International News Digest

POMPIDOU CURATORS SIDE WITH STRIKING WORKERS

Curators at the Pompidou Center wrote an open letter to French culture minister Frédéric Mitterrand last week to explain the impact of government plans on the national museum. As Le Monde’s Clarisse Fabre reports, the twenty-one signatories did not include four curators who have “hierarchical” roles in the museum. The Révision générale des politiques publiques (General Revision of Public Policies) will have a particularly devastating impact on the Pompidou, due to the age of the majority of its employees who are heading for retirement. The plan, which comes into effect on January 1 and will see only every second retiring employee replaced, will eliminate twenty-six jobs in 2010 alone. By 2020, the Pompidou will lose 44 percent of its staff, or two hundred positions. One unnamed curator explained to Fabre how the plan was unveiled. “When Frédéric Mitterrand’s financial adviser came to see us, he told us, ‘The RGPP will apply to the Pompidou, that’s the decision of the state, the main shareholder’—as if we were a business!” Fabre notes that the strike could expand further. The Cité Nationale de l’Histoire de l’Immigration—a center dedicated to the history of immigration—has given a strike notice for December 14, while Syndeac, a union representing live performances, has also made a call to action.

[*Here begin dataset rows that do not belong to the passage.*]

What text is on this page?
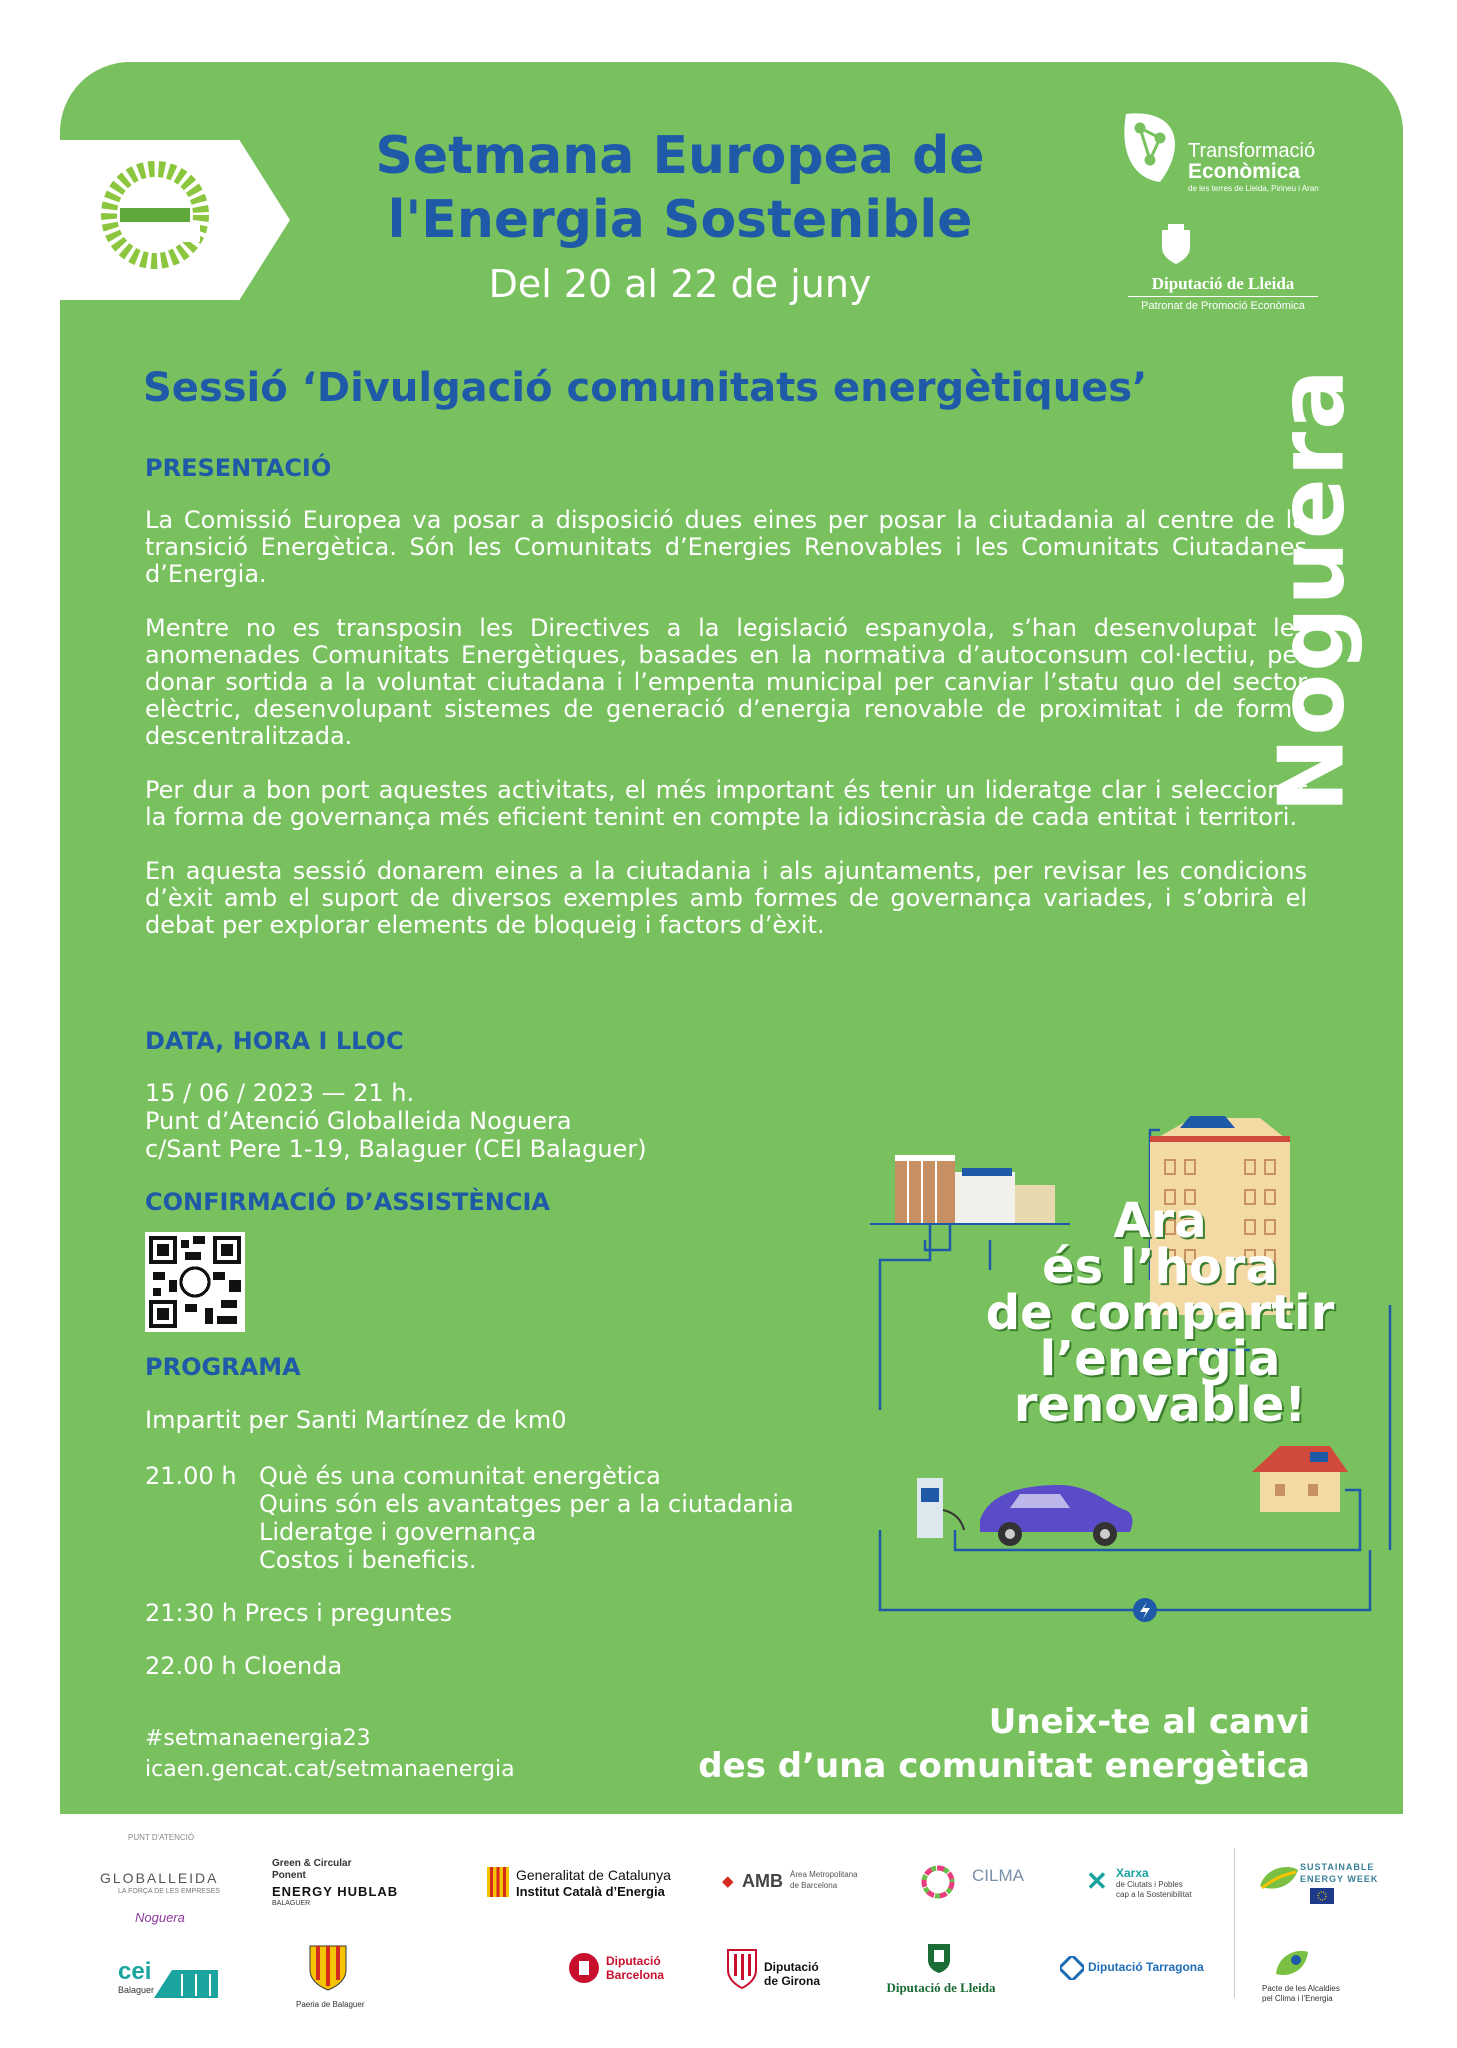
Setmana Europea de
l'Energia Sostenible
Del 20 al 22 de juny
Transformació
Econòmica
de les terres de Lleida, Pirineu i Aran
Diputació de Lleida
Patronat de Promoció Econòmica
Noguera
Sessió ‘Divulgació comunitats energètiques’
PRESENTACIÓ

La Comissió Europea va posar a disposició dues eines per posar la ciutadania al centre de la transició Energètica. Són les Comunitats d’Energies Renovables i les Comunitats Ciutadanes d’Energia.

Mentre no es transposin les Directives a la legislació espanyola, s’han desenvolupat les anomenades Comunitats Energètiques, basades en la normativa d’autoconsum col·lectiu, per donar sortida a la voluntat ciutadana i l’empenta municipal per canviar l’statu quo del sector elèctric, desenvolupant sistemes de generació d’energia renovable de proximitat i de forma descentralitzada.

Per dur a bon port aquestes activitats, el més important és tenir un lideratge clar i seleccionar la forma de governança més eficient tenint en compte la idiosincràsia de cada entitat i territori.

En aquesta sessió donarem eines a la ciutadania i als ajuntaments, per revisar les condicions d’èxit amb el suport de diversos exemples amb formes de governança variades, i s’obrirà el debat per explorar elements de bloqueig i factors d’èxit.

DATA, HORA I LLOC
15 / 06 / 2023 — 21 h.
Punt d’Atenció Globalleida Noguera
c/Sant Pere 1-19, Balaguer (CEI Balaguer)
CONFIRMACIÓ D’ASSISTÈNCIA
PROGRAMA
Impartit per Santi Martínez de km0
21.00 h Què és una comunitat energètica
Quins són els avantatges per a la ciutadania
Lideratge i governança
Costos i beneficis.
21:30 h Precs i preguntes
22.00 h Cloenda
#setmanaenergia23
icaen.gencat.cat/setmanaenergia
Ara
és l’hora
de compartir
l’energia
renovable!
Uneix-te al canvi
des d’una comunitat energètica
PUNT D'ATENCIÓ
GLOBALLEIDA
LA FORÇA DE LES EMPRESES
Noguera
Green & Circular
Ponent
ENERGY HUBLAB
BALAGUER
Generalitat de Catalunya
Institut Català d’Energia
◆ AMB Àrea Metropolitana
de Barcelona
CILMA ✕ Xarxa
de Ciutats i Pobles
cap a la Sostenibilitat
SUSTAINABLE
ENERGY WEEK
cei
Balaguer
Paeria de Balaguer
Diputació
Barcelona
Diputació
de Girona	Diputació de Lleida
Diputació Tarragona
Pacte de les Alcaldies
pel Clima i l’Energia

CULTURAL FIGURES PROTEST SWISS REFERENDUM

The Swiss vote to ban the future construction of minarets across the country is already having a negative impact on the arts and international cultural exchanges. As the Süddeutsche Zeitung reports, the German film director Fatih Akin will not be appearing at the premiere of his new film, Soul Kitchen ,in Zurich on December 16 as an act of protest against the results of Swiss referendum. “I feel personally affected by the referendum because I am the child of Muslim parents who see not political Islam in the minarets but rather the complete architecture of their house of worship.”

While reporting on Akin, Le Monde adds a note of protest from the visual arts. According to the report, the Swiss photographer Michael von Graffenried has another plan to protest the results of the referendum. If the vote does indeed lead to a change in the Swiss constitution—as planned—the photographer will no longer exhibit his works in Switzerland, “with the exception of Swiss mosques.”

Von Graffenried’s plan recalls the promise of another Swiss artist. Between 2003 and 2008, Thomas Hirschhorn barred exhibitions of his work in his native Switzerland, due to the election of the controversial right-wing politician Christoph Blocher to the national parliament. When Blocher was voted out, Hirschhorn gave the green light to Swiss exhibitions. But in light of the latest political maneuvers at home, Hirschhorn may well have a change of mind.

LATVIAN CULTURAL MINISTER UNDER FIRE

Mitterand is not the only minister of culture using silence to deal with spreading unrest. Eurotopics cites an article by the Neatkarīgā Rīta Avīze’s Baiba Lulle, who describes how demonstrating students in Riga have called for the resignation of Latvia’s minister of culture, Tatjana Koķe. The students are protesting the Latvian government’s plans to make cuts on university funding. Koķe, while agreeing to talk with individual students representatives, refused to talk with “the mass” of students. For Lulle, Koķe could not have picked a poorer word to describe the students. “In psychology, the term mass indicates a crowd that is easily manipulated, has no opinion of its own, and doesn’t think logically and whose participants are incapable of independent action,” writes Lulle. “It only shows the arrogance of those in power that they suggest such a division between the ‘mass’ on the one hand and the ‘elite’ on the other.” Recalling the unrest of last January 13 in Riga, Lulle argues that the students’ protest was not a collective act of “nocturnal rioting.” “On the contrary,” writes Lulle, “the protest brought forward well-formulated demands, and the students looked like anything but an agitated, amorphous mass.”